In the name of this scientific ideal, Comte reproaches the chemists with the superabundance of their analytical work. In default of a rational conception of chemistry they do not make their work bear upon the necessary points. What is the use of studying such and such a body, placed in such and such conditions, in an arbitrary way and according to the fancy of investigation? The progress of chemistry should consist far less in the acquisition of new materials than in the systematisation of those which we already possess. Chemistry is to-day as rich in details as it is imperfectly constituted as a science.[146] Its present state in no way gives an idea of what its normal state will be.
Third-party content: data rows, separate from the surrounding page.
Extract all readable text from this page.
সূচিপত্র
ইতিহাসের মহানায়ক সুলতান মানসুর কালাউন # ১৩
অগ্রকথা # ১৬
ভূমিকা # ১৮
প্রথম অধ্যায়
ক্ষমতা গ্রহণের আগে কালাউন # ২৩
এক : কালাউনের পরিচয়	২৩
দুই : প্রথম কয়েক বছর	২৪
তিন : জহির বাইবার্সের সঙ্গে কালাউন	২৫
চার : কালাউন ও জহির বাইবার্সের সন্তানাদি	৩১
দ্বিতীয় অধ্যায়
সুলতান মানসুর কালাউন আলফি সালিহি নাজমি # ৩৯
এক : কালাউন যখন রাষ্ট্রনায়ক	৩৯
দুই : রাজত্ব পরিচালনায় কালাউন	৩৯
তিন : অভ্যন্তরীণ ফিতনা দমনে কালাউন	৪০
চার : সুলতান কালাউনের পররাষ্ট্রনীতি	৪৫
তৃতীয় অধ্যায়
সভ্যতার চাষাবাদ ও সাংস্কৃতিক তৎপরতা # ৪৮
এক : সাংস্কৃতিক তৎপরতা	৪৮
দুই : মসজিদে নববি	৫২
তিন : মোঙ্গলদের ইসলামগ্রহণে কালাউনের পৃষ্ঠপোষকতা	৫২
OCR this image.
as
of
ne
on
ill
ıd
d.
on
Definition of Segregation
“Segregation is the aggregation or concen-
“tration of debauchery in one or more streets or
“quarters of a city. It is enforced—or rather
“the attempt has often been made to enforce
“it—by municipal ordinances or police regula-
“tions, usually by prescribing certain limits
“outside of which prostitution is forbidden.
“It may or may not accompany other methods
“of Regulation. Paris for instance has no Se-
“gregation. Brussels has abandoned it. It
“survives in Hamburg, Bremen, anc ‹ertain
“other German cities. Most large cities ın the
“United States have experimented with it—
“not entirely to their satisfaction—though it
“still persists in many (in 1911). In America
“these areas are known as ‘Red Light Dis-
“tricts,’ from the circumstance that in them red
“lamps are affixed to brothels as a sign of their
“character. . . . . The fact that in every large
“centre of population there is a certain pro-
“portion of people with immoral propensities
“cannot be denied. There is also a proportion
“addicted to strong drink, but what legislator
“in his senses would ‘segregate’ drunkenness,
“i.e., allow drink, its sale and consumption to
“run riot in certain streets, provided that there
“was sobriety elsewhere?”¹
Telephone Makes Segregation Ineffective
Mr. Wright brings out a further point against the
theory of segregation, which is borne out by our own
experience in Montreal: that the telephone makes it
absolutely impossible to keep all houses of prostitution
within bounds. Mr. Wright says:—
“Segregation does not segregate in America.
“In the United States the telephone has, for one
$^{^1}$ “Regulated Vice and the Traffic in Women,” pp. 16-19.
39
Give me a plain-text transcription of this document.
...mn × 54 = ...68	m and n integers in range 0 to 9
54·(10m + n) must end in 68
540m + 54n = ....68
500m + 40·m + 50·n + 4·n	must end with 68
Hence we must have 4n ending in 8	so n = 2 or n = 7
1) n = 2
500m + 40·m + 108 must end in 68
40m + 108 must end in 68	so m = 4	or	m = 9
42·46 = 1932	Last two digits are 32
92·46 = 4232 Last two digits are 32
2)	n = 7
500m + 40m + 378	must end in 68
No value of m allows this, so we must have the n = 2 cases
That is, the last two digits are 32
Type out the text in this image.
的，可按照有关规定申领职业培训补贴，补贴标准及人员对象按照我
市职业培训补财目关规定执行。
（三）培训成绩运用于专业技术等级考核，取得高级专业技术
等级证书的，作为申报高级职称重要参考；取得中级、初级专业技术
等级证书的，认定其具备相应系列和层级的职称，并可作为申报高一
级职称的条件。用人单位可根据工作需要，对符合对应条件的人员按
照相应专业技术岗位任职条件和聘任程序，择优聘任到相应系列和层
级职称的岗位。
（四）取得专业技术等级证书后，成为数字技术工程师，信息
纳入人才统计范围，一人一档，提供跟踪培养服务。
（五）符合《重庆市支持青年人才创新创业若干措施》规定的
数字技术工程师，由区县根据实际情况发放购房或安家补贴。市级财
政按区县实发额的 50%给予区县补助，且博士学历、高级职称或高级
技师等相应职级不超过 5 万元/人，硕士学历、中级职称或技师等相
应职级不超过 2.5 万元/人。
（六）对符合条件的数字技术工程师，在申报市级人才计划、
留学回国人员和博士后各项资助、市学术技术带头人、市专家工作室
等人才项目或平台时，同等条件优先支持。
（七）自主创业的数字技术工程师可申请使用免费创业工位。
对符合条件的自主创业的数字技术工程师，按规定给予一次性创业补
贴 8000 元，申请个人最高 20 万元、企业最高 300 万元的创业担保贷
Not content with showing to chemists the “scientific type” towards which their science should tend, Comte suggests a contrivance in method which will bring them nearer to it. It is in no way like the hypothesis of affinities, for this appears to him to be even more “ontological” than the hypothesis of imaginary fluids or ethers. As always happens when we are concerned with metaphysical conceptions, the explanations which we draw from affinities consist in the reproduction in abstract terms of the very statement of the phenomenon.[147] To this hypothesis, which is not a scientific one since it bears up the mode of production of facts, Comte substitutes what he calls the “dualist hypothesis.” We ignore, he says, and it is not for us to seek the real manner in which the elements of which bodies are composed come to be grouped together. But, consequently, it is lawful for us, in the very circumscribed sphere of our positive research, to conceive the immediate composition of any substance whatever as merely binary, each of the two bodies so separated being able, according as the case may be, to lend itself to a similar analysis, equally binary, and so on, as the occasion arises. We do not affirm that dualism is a real law of nature. It will be a fundamental contrivance in chemistry, like the hypothesis of inertia in mechanics, and that of atoms in physics. It will serve to “simplify our elementary conceptions” in chemistry, and in having recourse to it we do not exceed “the special kind of liberty” of which our intellect may avail itself, in the institution of science.[148]

The use of this hypothesis would allow us to endow chemistry with a “fine” character of unity and rationality which it lacks to-day. It is true that Comte himself confessed that this hypothesis, proposed by him in 1838, had yet “produced nothing” in 1851. But he explains this sterility to himself by the metaphysical spirit, from which chemists are not sufficiently freed.